Monday, October 10, 2005

Confessions of a 'Rasslin Fan

I, Fredrick J. Batiste, of sound mind and body, confess to being a fan of professional wrestling AKA "'rasslin.'"

Now, let me clarify some things.

1. Wrestling is a sport. Wrestling is what Kurt Angle got his gold medal in the 1996 Olympics in, it's what the University of Iowa is best known for and it's one of Earth's oldest (and most basic/primal) sports.

2. " 'Rasslin'" is sports-based entertainment. It's what Mid-South Wrestling, Memphis Wrestling, Dallas-based World Class Championship Wrestling, Charlotte-based Mid Atlantic, the old NWA, the old AWA that used to come on ESPN when it showed sports used to be.
ECW was a 'rasslin' organization, although it had some violence in it. The upstart TNA promotion, now seen on Spike TV, is a blend of 'rasslin' and "sports entertainment."

3. Sports entertainment was the WWF and is the WWE nowadays. They're the ones that mass-marketed "Hulkamania" in the 80s, gave us Degeneration X and "suck it" in the 90s, "Austin 3:16," "Layeth the Smackethdown" and a bunch of other stuff.

Now, I grew up during the 'rasslin era, in which pro wrestling was territory-based. Folks in the A would watch Georgia/World Championship Wrestling on TBS while Dallas folk watched Mid-South and folks in VA watched Mid-Atlantic.
Back in the 'rasslin days, the wrestlers weren't as ungodly athletic as they are now, but they wrestled for no less than 30 minutes and talked less than the monologues we're inundated with today on cable TV. Back in the 'rasslin days a DDT would end the match or a well-placed steel chair would end the match. Nowadyas that just buys a little time.

ECW (Extreme Championship Wrestling) reminded me of the old-school stuff, although they had tables, barbed wire and other stuff. But the matches were long with an old-school pace and mixed in the athleticism now seen today.

WWE won out against Time-Warner susidiary WCW and picked up ECW's pieces when ECW went belly up. With no competition to make things better, WWE has been hella lazy, but "sports-entertainment" is supposed to be lazy.

See sports entertainment has half-nekkid women prancing around (which i like), a whole lot of talking and a lot less in-ring action. C'mon, you can give Paul Levesque, AKA Triple-H, AKA Boss's son-in-law, 15 mins to talk on a 2-hour show, but only put on 4 matches each Monday.

I know it's like Soap Operas for men, but it's down right disgusting nowadays. Who do I have to blame for it. Vince McMahon? No. I blame......THE NFL!

Back in the day, the NFL had this thing called "Monday Night Football." It was friggin' great man. Sixteen weeks of football, 16 great games. However, something went wrong, and ABC started putting on crappy games (with the exception of the mandated Jets-Dolphins thriller) every week and the male audience searched for an alternative. They went to sports entertainment.

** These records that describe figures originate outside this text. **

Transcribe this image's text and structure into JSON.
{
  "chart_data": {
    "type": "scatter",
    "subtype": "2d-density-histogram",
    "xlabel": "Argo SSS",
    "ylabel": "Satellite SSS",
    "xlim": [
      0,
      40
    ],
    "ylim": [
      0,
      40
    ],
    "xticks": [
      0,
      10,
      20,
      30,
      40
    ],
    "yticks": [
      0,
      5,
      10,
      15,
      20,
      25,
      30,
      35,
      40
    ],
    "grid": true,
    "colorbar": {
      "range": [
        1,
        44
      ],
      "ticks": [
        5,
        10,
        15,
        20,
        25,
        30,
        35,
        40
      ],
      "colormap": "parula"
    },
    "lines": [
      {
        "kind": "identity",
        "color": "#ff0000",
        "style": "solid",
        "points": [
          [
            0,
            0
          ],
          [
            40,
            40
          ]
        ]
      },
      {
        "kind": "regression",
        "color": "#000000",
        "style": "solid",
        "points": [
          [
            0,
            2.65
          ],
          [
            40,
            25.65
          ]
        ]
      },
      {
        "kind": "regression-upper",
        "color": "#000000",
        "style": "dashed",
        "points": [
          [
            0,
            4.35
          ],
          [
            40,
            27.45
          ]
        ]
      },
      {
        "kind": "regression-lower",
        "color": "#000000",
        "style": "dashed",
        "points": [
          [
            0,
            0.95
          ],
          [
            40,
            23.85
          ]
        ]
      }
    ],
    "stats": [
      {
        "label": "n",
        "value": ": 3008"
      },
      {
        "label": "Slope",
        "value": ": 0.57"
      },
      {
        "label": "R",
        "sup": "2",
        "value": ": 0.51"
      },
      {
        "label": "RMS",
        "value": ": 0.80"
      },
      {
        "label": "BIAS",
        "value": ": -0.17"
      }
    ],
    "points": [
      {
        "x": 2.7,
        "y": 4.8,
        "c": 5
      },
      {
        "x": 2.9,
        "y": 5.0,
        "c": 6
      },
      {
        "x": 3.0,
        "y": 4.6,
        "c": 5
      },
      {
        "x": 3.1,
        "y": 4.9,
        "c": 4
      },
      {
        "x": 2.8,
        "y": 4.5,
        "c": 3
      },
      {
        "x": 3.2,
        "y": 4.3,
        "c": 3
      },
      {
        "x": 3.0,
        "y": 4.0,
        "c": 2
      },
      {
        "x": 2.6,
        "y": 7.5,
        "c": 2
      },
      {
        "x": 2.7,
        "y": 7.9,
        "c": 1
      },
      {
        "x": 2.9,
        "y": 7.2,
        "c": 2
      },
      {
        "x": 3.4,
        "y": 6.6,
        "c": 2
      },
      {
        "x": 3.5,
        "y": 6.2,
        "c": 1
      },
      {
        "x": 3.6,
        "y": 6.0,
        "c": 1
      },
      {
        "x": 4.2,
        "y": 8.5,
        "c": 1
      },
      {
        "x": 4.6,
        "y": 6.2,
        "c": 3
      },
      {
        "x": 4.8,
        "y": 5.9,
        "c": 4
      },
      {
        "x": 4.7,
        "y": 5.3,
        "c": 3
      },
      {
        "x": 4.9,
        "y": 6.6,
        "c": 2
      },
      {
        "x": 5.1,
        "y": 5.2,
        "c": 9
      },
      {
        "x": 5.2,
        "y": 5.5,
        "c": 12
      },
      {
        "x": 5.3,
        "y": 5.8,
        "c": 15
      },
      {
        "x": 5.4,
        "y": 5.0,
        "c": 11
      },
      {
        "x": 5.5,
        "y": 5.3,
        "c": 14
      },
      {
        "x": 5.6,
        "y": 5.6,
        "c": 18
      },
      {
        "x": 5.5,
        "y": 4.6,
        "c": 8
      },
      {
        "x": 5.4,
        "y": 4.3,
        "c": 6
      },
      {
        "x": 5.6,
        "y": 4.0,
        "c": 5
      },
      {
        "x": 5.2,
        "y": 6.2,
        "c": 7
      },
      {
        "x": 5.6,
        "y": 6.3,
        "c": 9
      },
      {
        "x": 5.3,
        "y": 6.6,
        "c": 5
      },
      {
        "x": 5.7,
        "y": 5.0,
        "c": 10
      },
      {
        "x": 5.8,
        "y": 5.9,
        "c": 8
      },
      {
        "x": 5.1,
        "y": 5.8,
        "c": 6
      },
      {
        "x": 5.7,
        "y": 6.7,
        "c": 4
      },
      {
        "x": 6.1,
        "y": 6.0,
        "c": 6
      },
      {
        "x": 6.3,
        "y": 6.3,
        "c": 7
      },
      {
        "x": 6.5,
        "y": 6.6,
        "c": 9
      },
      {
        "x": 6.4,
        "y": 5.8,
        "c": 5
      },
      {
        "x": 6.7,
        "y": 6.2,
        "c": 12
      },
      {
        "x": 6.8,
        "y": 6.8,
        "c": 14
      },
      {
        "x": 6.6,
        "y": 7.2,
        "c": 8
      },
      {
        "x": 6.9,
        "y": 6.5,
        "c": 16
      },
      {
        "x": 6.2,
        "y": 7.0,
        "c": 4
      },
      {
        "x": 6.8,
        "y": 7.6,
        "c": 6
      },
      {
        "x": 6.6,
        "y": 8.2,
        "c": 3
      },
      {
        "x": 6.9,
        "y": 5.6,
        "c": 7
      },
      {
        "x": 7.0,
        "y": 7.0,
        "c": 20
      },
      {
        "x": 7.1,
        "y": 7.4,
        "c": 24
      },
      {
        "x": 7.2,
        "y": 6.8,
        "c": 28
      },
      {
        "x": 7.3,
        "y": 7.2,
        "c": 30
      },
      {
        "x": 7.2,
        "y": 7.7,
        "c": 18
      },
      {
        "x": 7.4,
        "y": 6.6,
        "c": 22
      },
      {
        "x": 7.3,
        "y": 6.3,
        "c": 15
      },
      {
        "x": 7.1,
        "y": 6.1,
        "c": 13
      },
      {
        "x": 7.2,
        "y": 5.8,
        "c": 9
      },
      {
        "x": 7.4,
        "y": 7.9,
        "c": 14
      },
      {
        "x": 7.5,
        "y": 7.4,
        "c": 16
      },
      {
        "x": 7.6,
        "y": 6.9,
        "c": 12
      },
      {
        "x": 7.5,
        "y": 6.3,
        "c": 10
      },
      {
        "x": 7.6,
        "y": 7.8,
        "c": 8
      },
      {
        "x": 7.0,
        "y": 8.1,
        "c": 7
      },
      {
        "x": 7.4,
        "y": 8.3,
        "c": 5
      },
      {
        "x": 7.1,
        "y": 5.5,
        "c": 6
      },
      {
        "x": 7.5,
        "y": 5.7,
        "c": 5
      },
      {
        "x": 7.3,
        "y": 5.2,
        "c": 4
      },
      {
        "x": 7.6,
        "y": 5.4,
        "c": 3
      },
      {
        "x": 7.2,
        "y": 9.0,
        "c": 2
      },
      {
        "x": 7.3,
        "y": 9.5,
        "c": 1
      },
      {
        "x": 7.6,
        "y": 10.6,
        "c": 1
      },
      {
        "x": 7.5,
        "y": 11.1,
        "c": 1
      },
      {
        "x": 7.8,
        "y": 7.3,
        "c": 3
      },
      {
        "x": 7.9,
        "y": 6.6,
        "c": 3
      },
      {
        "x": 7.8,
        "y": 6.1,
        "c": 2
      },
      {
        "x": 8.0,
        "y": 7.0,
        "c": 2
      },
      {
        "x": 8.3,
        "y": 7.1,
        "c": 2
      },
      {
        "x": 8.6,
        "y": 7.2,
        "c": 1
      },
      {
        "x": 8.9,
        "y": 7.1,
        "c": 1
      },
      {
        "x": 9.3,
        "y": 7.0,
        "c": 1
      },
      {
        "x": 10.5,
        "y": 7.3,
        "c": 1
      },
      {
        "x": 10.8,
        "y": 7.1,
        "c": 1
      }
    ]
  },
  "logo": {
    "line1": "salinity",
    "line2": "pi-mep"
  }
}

NFL never recovered, they went from Howard Cossell, who was made famous by Muhammad Ali and didn't know jack shit about football--to Dennis Miller, who was made famous by Lorne Michaels and didn't know jack shit about football.

Madden on Monday nights? Only good on your PS2 or X-Box. Madden's quips don't get me going like back when he was on fox with Pat Summerrall. Al Michaels is good, but Madden-Summerrall was the best football play-by-play duo ever. So now NFL is moving MNF to ESPN, which really sucks, but probably won't prevent them from throwing crap up on the tube.

Thank goodness Ultimate Fighting is on basic cable!!!!